Popular social fundraising platform GoFundMe has just launched a new way for people to fund their endeavors. It’s called Team Fundraising, a new feature that rolls out today, allowing people to combine forces and start joint campaigns for crowd-sourced donations.
GoFundMe CEO Rob Solomon, who consistently talks about growing the “giving layer” of the Internet, says that addresses a massive new pool of prospective fundraisers and donors. It’s a tool to reach sports teams, school groups, and groups of people who want their own way to rally around a community cause or specific charity. Teams will still have a traditional GoFundMe page, but each will get a personalized link that lets the team track who has raised the most.
For some of these fundraisers, that eliminates the old model of going door-to-door to make solicitations (although that’s another important socializing experience the web just deleted). “There’s a huge amount of fundraising that happens in the offline world where kids are being asked to do somewhat ridiculous things like selling cookie dough and selling gift wrapping, and we think that’s a quaint idea,” Solomon says as one example.
In his view, people who work together on these types of campaigns often gain more motivation because they can be cooperative and competitive, and ultimately combine to raise way more money than someone might alone. “But it’s very inefficient and in the era where everyone has a mobile phone, everyone has a credit card. It’s a little bit crazy not to do all of this online.”
GoFundMe tested that idea by giving several groups early access before the formal launch. Teams of anywhere from 20 to 60 or so people have since combined to raise several thousand dollars for things like sending a cheerleading squad to nationals, or a high school science team to their own STEM-related tournament. In Boston, supporters of the It Takes A Village Foundation, created a universal page collectively to raise money for an upcoming running-for-charity event, while in Seattle over 300 supporters affiliated with the Gender Justice League combined to raise more than $45,000 toward the city’s Trans Pride Seattle celebration.

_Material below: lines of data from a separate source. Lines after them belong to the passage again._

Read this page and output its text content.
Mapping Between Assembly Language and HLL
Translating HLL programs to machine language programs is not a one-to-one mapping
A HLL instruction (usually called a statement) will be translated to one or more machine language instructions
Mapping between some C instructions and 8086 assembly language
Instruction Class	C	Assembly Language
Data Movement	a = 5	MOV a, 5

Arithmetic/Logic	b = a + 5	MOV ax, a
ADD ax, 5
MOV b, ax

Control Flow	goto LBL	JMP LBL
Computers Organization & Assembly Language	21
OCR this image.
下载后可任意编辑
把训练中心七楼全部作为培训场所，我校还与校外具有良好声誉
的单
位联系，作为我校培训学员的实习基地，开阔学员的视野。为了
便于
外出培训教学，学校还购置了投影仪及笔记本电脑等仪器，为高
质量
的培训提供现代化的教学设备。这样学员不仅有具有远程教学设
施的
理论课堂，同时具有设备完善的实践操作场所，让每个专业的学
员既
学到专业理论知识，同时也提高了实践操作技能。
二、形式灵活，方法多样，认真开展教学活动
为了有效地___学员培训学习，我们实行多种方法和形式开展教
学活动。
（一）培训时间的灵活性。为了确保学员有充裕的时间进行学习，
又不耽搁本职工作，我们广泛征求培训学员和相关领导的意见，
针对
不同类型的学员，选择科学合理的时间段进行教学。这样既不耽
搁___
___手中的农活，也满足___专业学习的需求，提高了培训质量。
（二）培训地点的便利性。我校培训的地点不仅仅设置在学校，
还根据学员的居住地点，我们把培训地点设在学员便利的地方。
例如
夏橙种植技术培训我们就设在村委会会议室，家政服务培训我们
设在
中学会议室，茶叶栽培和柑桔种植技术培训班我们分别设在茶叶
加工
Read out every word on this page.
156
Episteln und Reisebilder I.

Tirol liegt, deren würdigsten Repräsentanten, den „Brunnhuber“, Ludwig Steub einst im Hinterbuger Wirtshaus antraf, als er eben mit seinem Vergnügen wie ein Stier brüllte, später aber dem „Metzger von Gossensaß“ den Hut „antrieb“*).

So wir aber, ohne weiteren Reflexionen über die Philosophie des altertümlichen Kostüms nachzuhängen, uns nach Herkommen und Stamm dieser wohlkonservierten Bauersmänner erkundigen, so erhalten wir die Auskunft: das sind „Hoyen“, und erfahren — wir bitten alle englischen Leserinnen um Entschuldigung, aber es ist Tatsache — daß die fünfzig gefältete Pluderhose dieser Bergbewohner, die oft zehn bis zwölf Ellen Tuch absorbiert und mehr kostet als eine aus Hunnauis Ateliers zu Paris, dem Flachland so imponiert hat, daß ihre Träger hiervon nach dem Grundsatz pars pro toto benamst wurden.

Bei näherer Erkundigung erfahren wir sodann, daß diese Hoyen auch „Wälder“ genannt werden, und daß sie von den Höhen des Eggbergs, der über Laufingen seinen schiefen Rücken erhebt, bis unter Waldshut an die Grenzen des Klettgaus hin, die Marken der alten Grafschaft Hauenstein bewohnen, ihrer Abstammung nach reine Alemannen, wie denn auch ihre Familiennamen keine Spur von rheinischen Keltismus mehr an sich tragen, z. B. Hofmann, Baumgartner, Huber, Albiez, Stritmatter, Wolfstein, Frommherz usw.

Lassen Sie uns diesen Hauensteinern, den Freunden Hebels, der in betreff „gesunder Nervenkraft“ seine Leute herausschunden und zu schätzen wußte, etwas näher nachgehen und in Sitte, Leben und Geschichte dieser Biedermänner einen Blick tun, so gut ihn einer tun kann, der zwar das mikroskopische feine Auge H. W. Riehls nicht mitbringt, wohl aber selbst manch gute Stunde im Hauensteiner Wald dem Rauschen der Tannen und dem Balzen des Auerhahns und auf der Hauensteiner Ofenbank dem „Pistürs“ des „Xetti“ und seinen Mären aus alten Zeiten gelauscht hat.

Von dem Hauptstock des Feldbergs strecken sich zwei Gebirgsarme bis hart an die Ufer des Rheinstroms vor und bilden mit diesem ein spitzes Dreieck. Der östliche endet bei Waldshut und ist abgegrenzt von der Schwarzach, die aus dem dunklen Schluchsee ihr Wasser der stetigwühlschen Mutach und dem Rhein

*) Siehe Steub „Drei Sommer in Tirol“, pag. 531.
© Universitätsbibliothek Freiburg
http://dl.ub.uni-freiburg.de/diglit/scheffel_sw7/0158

On the back end, the platform is designed to help teams of all sizes coordinate their actions. There’s a fundraiser-specific dashboard that allowed everyone to easily communicate and track their campaign progress, and built-in leaderboard to encourage what a press release calls “friendly competition” among team members, who can keep track of donations tied to their individual accounts. As donations roll in, the site tracks all of the activity, so people who shared a personalized link to the larger campaign can trace back which contributors gave through it and personally thank them.
How much GoFundMe profits from all of this is unclear because the company no longer charges a dedicated service fee. It’s moved to a tip-based model, which allows donors to give extra funds to support the service, without carving a flat fee from what recipients are receiving.
Either way, recruiting new users remains key, especially as Facebook has its own network-tapping fundraising tools. “If you’re exposed to something for the first time in this team environment, we also think it’s going open up different avenues where you’re going to come back when you have to help one of your neighbors, when you have to help a friend, when you want to help your favorite nonprofit,” says Solomon.